Meet the Plant Collections & Records Intern: Chase Krug

close up of a Buck rose in piinks

My name is Chase Krug, and I am the Plant Collections & Records intern for summer 2020! I am from Marion, Iowa, and currently a junior at Iowa State University majoring in Agronomy. My duties as the Plant Collections & Records intern include collecting phenology data, updating plant records, updating garden maps, organizing plant educational outreach called the Plants of Interest table, creating plant accession tags and making display plant labels.

My leadership project focuses on propagating Buck rose cultivars in the Dr. Griffith Buck Rose Collection to create a backup collection that will safeguard the renowned rose collection. The Dr. Griffith Buck Rose Collection at Reiman Gardens is my favorite plant collection we have here at Reiman Gardens because of its uniqueness and historic ties to Iowa State University.

Griffith J. Buck served as a horticulture professor at Iowa State University from 1949 to 1985 and is credited with the creation of nearly 90 cold hardy and disease resistant rose cultivars. Dr. Griffith Buck wanted gardeners to be able to grow hybrid-tea style rose varieties without needing winter protection or requiring the use of pesticides to thrive. His breeding program only selected roses that were able to survive the severe winters of Iowa and had little to no disease problems such as blackspot caused by the fungus Diplocarpon rosae.
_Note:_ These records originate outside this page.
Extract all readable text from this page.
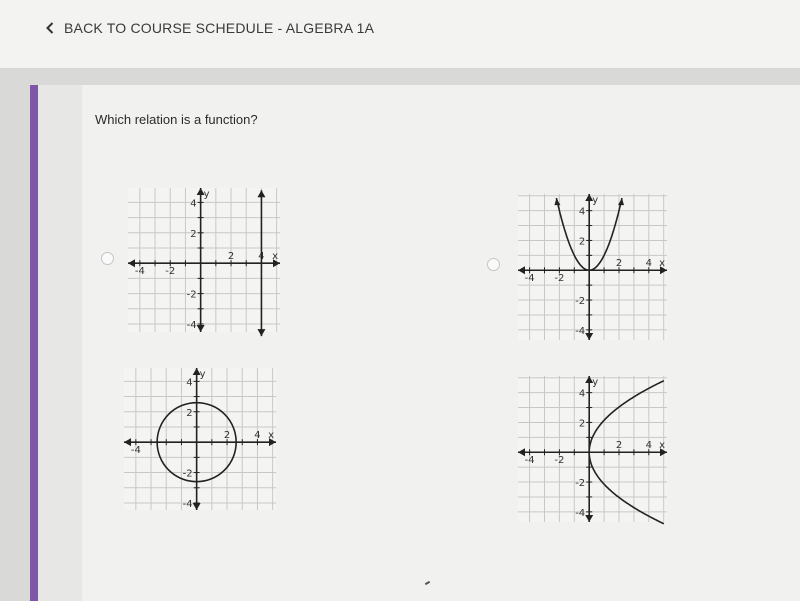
BACK TO COURSE SCHEDULE - ALGEBRA 1A
Which relation is a function?
-4 -2
2 4
4
2
-2
-4
x
y
-4 -2
2 4
4
2
-2
-4
x
y
-4
2 4
4
2
-2
-4
x
y
-4 -2
2 4
4
2
-2
-4
x
y
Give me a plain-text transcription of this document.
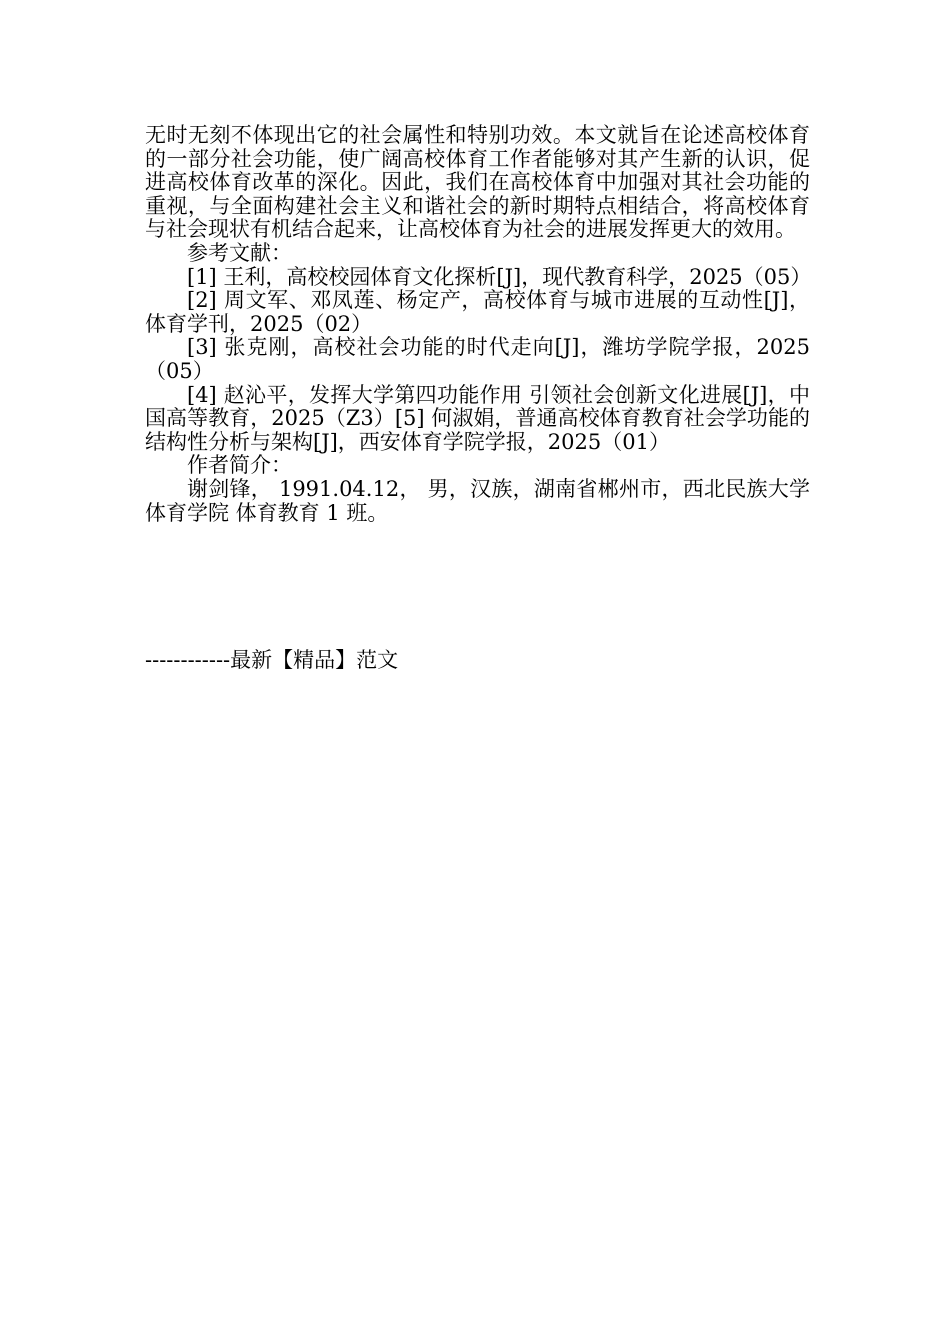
无时无刻不体现出它的社会属性和特别功效。本文就旨在论述高校体育的一部分社会功能，使广阔高校体育工作者能够对其产生新的认识，促进高校体育改革的深化。因此，我们在高校体育中加强对其社会功能的重视，与全面构建社会主义和谐社会的新时期特点相结合，将高校体育与社会现状有机结合起来，让高校体育为社会的进展发挥更大的效用。

参考文献：

[1] 王利，高校校园体育文化探析[J]，现代教育科学，2025（05）

[2] 周文军、邓凤莲、杨定产，高校体育与城市进展的互动性[J]，体育学刊，2025（02）

[3] 张克刚，高校社会功能的时代走向[J]，潍坊学院学报，2025（05）

[4] 赵沁平，发挥大学第四功能作用 引领社会创新文化进展[J]，中国高等教育，2025（Z3）[5] 何淑娟，普通高校体育教育社会学功能的结构性分析与架构[J]，西安体育学院学报，2025（01）

作者简介：

谢剑锋， 1991.04.12， 男，汉族，湖南省郴州市，西北民族大学 体育学院 体育教育 1 班。

------------最新【精品】范文
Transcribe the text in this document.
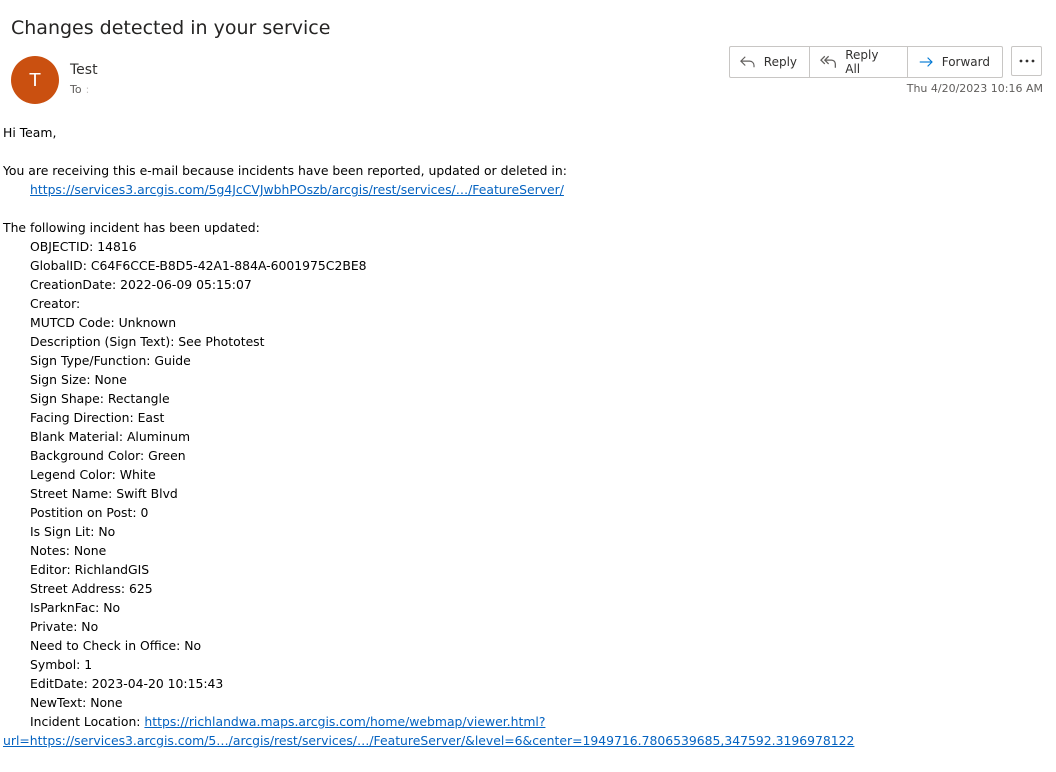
Changes detected in your service
T Test
To :
Reply	Reply All	Forward
Thu 4/20/2023 10:16 AM

Hi Team,

You are receiving this e-mail because incidents have been reported, updated or deleted in:

https://services3.arcgis.com/5g4JcCVJwbhPOszb/arcgis/rest/services/…/FeatureServer/

The following incident has been updated:

OBJECTID: 14816

GlobalID: C64F6CCE-B8D5-42A1-884A-6001975C2BE8

CreationDate: 2022-06-09 05:15:07

Creator:

MUTCD Code: Unknown

Description (Sign Text): See Phototest

Sign Type/Function: Guide

Sign Size: None

Sign Shape: Rectangle

Facing Direction: East

Blank Material: Aluminum

Background Color: Green

Legend Color: White

Street Name: Swift Blvd

Postition on Post: 0

Is Sign Lit: No

Notes: None

Editor: RichlandGIS

Street Address: 625

IsParknFac: No

Private: No

Need to Check in Office: No

Symbol: 1

EditDate: 2023-04-20 10:15:43

NewText: None

Incident Location: https://richlandwa.maps.arcgis.com/home/webmap/viewer.html?

url=https://services3.arcgis.com/5…/arcgis/rest/services/…/FeatureServer/&level=6&center=1949716.7806539685,347592.3196978122
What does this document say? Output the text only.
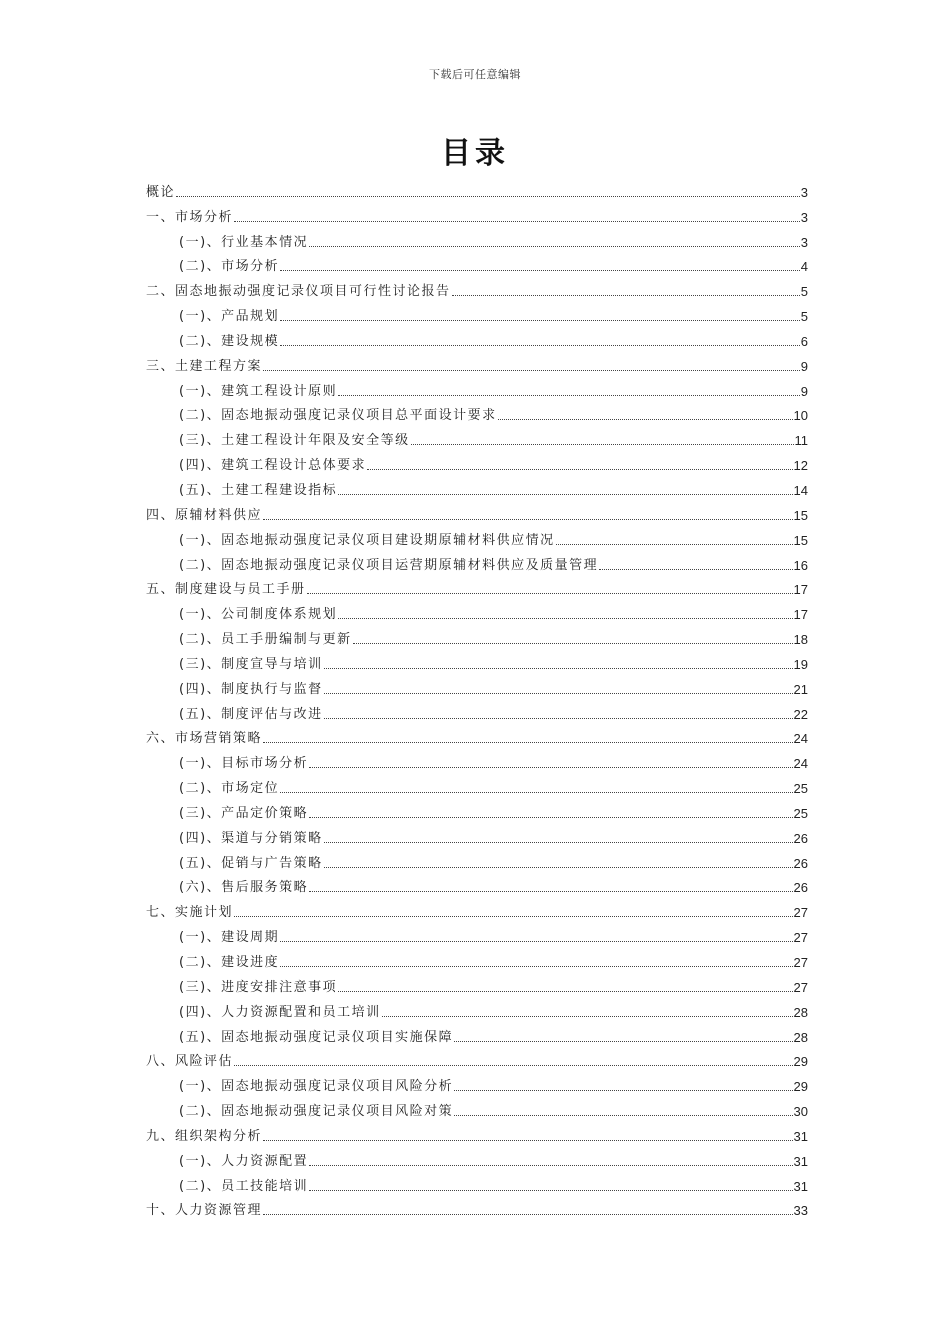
下载后可任意编辑
目录
概论	3
一、市场分析	3
(一)、行业基本情况	3
(二)、市场分析	4
二、固态地振动强度记录仪项目可行性讨论报告	5
(一)、产品规划	5
(二)、建设规模	6
三、土建工程方案	9
(一)、建筑工程设计原则	9
(二)、固态地振动强度记录仪项目总平面设计要求	10
(三)、土建工程设计年限及安全等级	11
(四)、建筑工程设计总体要求	12
(五)、土建工程建设指标	14
四、原辅材料供应	15
(一)、固态地振动强度记录仪项目建设期原辅材料供应情况	15
(二)、固态地振动强度记录仪项目运营期原辅材料供应及质量管理	16
五、制度建设与员工手册	17
(一)、公司制度体系规划	17
(二)、员工手册编制与更新	18
(三)、制度宣导与培训	19
(四)、制度执行与监督	21
(五)、制度评估与改进	22
六、市场营销策略	24
(一)、目标市场分析	24
(二)、市场定位	25
(三)、产品定价策略	25
(四)、渠道与分销策略	26
(五)、促销与广告策略	26
(六)、售后服务策略	26
七、实施计划	27
(一)、建设周期	27
(二)、建设进度	27
(三)、进度安排注意事项	27
(四)、人力资源配置和员工培训	28
(五)、固态地振动强度记录仪项目实施保障	28
八、风险评估	29
(一)、固态地振动强度记录仪项目风险分析	29
(二)、固态地振动强度记录仪项目风险对策	30
九、组织架构分析	31
(一)、人力资源配置	31
(二)、员工技能培训	31
十、人力资源管理	33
Dr. Buck’s work which focused on the creation of low-maintenance and disease resistant cultivars is now considered ahead of its time. The rose market at the time of his breeding work did not focus on traits such as disease resistance because rosarians readily sprayed pesticide to prevent outbreaks of disease. Dr. Buck’s rose breeding work went relatively unnoticed until the early 2000’s when a shift among gardeners occurred, who wanted new sustainable methods of pest control away from the use of pesticides, and toward low maintenance landscaping.

Today, his varieties have been important genetic sources of germplasm in creating modern disease resistant roses. The Reiman Gardens Buck Rose Collection holds the largest number of rose cultivars developed by Dr. Griffith Buck. The collection is registered with the North American Plant Collections Consortium which is a network of public gardens and arboreta that helps coordinate approaches for plant germplasm preservation and the use of high plant collection standards. The Buck Rose Collection serves as a living genetic resource for rose breeders to develop improved disease resistant cultivars.